I just kept looking at him; grinning.

 

“Ummmmm . . . ” he started, his face a little blank.

 

“What?”

 

“You know, it wouldn’t be legal.”

 

“What - ?” I went, again. Blinking at him. Still holding up the keys.

 

“With me on a learner’s permit, you’d need to be twenty-one to be a teacher. We’re both eighteen. So I can’t drive, legally.”

 

I just stared at him.

 

I mean, you have to understand – this is COLE. Cole and me have been gleefully breaking rules, ignoring rules, committing crimes together for years and years and years . . .  A few felonies, too, if you count the underage-sex crimes; those are the ones I like to remember the best.

 

And here he was, worried about driving on a fucking LEARNER’S PERMIT - ?

 

I gaped at him for another beat . . . until I noticed something; just an infinitesimal something, about the blankness of his expression; the really, really slight tilt of his head, the way he was barely blinking . . .

 

I felt my own heard start to tilt, just a little, too; and I knew the grin was coming back on my face.

 

“You fucker,” I said, admiringly; and I backhanded the keys to him, and he caught them, and he was up and in the truck and sliding over behind the wheel before I could even take two steps.

 

 

*

 

 

“Jesus, this thing is big,” he went, a little later. Sounding worried; we were moving through the streets, really slow.

 

“Of course it’s big, it was my dad’s. Big Car, Small Dick, you know?” I held my breath as we almost scraped a car on my side. “Just take it slow, okay?
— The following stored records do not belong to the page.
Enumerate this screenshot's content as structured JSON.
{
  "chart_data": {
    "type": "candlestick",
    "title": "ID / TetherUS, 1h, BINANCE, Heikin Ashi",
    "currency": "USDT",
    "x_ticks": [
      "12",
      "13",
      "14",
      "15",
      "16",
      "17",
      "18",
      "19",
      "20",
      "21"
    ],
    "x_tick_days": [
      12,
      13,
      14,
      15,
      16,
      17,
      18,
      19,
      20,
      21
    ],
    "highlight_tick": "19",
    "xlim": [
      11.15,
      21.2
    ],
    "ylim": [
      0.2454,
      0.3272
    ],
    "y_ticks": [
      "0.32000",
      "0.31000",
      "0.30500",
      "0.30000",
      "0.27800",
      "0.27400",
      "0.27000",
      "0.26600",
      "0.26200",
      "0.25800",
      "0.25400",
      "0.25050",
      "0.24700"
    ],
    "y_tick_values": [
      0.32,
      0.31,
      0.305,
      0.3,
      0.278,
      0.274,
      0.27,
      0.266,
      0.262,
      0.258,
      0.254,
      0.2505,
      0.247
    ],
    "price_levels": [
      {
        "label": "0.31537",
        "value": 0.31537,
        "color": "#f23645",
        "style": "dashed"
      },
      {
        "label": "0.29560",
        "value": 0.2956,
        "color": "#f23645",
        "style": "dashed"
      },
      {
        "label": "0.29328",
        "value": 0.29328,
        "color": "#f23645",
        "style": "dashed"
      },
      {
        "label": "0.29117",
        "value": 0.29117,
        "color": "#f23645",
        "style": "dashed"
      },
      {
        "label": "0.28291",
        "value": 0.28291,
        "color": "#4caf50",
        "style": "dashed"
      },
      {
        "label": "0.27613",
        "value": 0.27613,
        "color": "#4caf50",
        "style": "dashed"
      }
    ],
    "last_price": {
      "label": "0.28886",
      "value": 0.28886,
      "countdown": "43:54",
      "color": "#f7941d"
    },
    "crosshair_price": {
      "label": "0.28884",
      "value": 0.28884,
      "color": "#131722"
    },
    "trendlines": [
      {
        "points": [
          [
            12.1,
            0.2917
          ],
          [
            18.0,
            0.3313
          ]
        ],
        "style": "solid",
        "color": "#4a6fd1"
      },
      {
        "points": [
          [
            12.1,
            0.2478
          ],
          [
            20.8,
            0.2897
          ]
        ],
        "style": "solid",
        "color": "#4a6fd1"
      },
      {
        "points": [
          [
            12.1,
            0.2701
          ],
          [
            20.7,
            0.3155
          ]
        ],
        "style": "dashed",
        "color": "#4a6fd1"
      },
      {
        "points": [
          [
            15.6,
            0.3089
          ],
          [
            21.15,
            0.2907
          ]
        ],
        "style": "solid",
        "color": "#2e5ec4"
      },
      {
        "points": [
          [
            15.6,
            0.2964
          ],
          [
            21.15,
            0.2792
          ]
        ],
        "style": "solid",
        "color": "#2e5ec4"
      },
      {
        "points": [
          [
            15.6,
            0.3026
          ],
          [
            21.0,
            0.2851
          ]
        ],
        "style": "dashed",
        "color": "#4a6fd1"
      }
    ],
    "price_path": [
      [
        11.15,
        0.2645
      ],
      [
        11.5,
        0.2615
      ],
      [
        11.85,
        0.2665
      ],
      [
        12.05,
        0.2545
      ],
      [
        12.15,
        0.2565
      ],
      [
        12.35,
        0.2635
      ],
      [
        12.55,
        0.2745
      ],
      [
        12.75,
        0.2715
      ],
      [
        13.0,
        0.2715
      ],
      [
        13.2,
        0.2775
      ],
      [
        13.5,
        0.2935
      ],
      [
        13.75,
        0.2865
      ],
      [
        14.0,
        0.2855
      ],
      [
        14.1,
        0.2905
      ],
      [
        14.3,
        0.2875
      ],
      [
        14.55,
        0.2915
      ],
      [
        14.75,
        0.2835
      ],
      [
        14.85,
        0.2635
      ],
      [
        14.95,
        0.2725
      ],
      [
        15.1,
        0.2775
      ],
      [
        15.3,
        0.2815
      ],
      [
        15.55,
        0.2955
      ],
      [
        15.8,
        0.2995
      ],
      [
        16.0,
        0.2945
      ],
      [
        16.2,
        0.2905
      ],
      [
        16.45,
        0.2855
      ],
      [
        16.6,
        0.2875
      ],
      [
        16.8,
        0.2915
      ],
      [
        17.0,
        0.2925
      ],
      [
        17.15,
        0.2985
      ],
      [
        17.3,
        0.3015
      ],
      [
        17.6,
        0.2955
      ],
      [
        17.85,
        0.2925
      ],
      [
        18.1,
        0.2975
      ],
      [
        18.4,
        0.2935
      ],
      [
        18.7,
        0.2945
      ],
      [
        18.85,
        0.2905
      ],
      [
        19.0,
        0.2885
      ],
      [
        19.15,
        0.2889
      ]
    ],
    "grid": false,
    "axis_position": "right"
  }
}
And don’t be afraid to go to the left a little more.”

 

“I’m practically in the other lane already!”

 

“Don’t worry.” I grinned over at him. “They’ll get out of our way.”

 

It IS a big truck; a Ford F-150 pickup, a real contractor’s truck, with a V8 engine, and a single bench seat, and a lot of dents it didn’t have, when my mom got it for my dad. It’s one of the older F-150’s, red and a little rusty at the dents, all straight up-and-down lines; people really DO get out of the way, when they see me coming at them in the narrow streets of Berkeley.

 

And it was incredibly weird, sitting on the passenger’s side again; I hadn’t done that since my dad was around.

 

And it was even weirder, watching Cole driving. I mean, Cole driving my dad’s truck; can you get a bigger contrast, a bigger collision of the pieces of my life - ?

 

The good piece; the good piece, the priceless piece, actually – and the dark piece. And both of them are parts of me, and that scares me. More than a little.